Kresiah Mukwazhi takes her own experiences in nightclubs and her encounters with sex workers as the main sources of inspiration for her work. She criticizes the conditions in which sex workers have to operate as well as the mechanisms that forced them into this precarious labour. Her creative practice is expressed through mixed media textile collages, the fabrics often brightly coloured and cheap seem as if they have their own stories to tell. Mukwazhi also uses clothing and wigs from the women she meets and interviews. Hondo Mbishi and Nyenyedzi Nomwe are both created with brassiere straps collected from sex workers, still carrying the energy of their previous owner. Her work is an act of care towards these women, offering humanization and understanding for their lived experiences. Mukwazhi’s work engages the audience in an act of voyeurism. It is seductive yet confrontational and explicit without being degrading.

Kresiah Mukwazhi was born in 1992 in Harare, Zimbabwe. She lives and works in Harare and Cape Town.
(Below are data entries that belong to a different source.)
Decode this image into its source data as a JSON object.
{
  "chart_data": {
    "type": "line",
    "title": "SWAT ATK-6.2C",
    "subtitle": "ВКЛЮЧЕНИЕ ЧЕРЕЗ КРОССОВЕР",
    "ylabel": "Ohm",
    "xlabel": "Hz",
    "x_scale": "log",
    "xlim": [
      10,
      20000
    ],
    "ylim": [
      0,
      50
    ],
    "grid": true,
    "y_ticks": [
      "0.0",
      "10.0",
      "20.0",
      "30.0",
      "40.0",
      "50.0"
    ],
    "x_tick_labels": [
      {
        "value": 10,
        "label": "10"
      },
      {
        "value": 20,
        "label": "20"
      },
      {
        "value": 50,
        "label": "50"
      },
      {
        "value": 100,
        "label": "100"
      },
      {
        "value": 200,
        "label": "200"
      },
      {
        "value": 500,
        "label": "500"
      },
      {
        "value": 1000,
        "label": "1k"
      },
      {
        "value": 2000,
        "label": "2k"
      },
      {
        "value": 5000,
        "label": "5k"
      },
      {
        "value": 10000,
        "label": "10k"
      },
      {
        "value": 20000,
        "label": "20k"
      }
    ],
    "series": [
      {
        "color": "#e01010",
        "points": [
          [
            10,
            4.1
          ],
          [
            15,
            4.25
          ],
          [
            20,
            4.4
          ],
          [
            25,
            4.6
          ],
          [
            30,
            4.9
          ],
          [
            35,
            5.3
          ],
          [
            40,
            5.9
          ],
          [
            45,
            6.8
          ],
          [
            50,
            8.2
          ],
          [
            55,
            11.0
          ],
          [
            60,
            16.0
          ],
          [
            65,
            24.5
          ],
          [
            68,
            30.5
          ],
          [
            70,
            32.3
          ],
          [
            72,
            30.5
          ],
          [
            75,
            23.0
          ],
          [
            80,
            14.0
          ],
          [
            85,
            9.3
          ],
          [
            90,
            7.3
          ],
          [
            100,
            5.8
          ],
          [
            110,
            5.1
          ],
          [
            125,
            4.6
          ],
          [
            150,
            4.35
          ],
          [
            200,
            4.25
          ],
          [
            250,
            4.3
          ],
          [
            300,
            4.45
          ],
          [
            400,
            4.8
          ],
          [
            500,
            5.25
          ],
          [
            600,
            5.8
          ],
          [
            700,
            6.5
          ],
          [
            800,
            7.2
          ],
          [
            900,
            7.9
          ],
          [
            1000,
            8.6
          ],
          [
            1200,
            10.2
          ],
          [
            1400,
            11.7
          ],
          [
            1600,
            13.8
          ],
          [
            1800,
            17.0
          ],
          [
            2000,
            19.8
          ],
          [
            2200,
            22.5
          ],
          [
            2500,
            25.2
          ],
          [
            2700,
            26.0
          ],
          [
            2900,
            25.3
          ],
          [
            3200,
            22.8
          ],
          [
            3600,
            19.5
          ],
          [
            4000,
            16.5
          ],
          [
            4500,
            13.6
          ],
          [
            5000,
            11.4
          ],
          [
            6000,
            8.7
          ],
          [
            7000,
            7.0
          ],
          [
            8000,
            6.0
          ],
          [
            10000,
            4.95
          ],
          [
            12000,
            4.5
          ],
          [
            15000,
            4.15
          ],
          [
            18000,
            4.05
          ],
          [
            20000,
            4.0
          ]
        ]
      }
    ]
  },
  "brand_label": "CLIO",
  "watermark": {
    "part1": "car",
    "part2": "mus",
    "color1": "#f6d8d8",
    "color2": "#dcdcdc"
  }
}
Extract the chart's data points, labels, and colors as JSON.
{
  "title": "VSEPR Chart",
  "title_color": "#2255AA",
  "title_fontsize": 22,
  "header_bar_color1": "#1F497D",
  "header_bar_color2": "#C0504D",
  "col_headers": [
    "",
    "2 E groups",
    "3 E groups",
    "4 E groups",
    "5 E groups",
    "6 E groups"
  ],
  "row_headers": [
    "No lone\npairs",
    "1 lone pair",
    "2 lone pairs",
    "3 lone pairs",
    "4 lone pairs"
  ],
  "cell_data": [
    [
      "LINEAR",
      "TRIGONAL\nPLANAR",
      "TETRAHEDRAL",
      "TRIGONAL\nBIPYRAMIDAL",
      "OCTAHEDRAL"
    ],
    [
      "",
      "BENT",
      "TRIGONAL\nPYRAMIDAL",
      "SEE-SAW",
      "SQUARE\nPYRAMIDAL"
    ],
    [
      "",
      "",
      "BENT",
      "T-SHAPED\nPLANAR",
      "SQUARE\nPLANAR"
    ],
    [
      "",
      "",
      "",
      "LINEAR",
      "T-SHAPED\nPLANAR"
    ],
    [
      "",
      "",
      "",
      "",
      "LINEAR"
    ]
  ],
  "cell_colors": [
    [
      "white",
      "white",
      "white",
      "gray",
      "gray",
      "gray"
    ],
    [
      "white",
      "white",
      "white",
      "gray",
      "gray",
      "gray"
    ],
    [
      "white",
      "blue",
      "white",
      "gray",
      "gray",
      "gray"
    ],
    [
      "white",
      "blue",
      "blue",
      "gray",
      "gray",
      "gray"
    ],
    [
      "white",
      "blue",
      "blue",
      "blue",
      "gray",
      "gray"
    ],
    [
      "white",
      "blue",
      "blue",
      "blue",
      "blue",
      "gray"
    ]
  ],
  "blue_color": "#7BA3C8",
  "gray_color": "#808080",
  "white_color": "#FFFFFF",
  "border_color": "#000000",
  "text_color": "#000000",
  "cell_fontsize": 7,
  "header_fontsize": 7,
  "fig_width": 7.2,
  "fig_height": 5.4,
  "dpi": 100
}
She is a graduate of the National Gallery of Zimbabwe Visual Art School. Her work has been shown at the National Gallery of Zimbabwe in Harare, Iziko Museums in Cape Town, the Zeitz Museum of Contemporary Art Africa (MOCAA) in Cape Town and the Chale Wote Street Art Festival in Accra, among others.

ZHANG YUNYAO

Using non-traditional media and surfaces such as graphite and felt, Zhang Yunyao explores the language of painting and the intersections of historical and individual memory. Depictions of biblical and mythological characters and scenes are important sources of inspiration that are re-woven into his images. By incorporating felt as the support for the medium of his paintings, Zhang attempts to explore the unfixed meaning of emotions and desires. Felt is lightweight and not absorbent, so liquid pigments meet little resistance on its surface and spread out in unpredictable ways. In contrast to the unpredictability of his materials, every approach in Zhang’s work is carefully calculated, and even the smallest lines and dots are meticulously thought out before he starts the piece. Zhang is hypersensitive to the subtle variations of graphite and the psychological effect of such variations, which is why his work often features black with a sheen of silver. Up close, the gloss presents as full, rich granules of pigment, evoking a strong tactile experience. On the whole, it speaks a textural language of lustre, skin and flesh.

Zhang Yunyao was born in Shanghai, China in 1985. He lives and works between Shanghai and Paris. His works have been widely exhibited in various institutions such as the Watou Arts Festival in Belgium (2021), Musée Fenaille in Rodez (2021), chi K11 Art Museum in Shanghai (2016), CAFA Art Museum in Beijing (2015) and the Museum of Contemporary Art Shanghai (2013). He has had solo exhibitions at Galerie Marguo in Paris (2020), Palace of Extasy at Qiao Space in Shanghai (2019), Skin Gesture Body at Don Gallery in Shanghai (2017), Nec Spe, Nec Metu at Perrotin Gallery in Hong Kong (2017), After Evensong at Don Gallery in Shanghai (2015), Touch Point at 01100001 Gallery in Beijing (2013), Mirage at Don Gallery in Shanghai (2013) and Paradbox at Don Gallery in Shanghai (2011).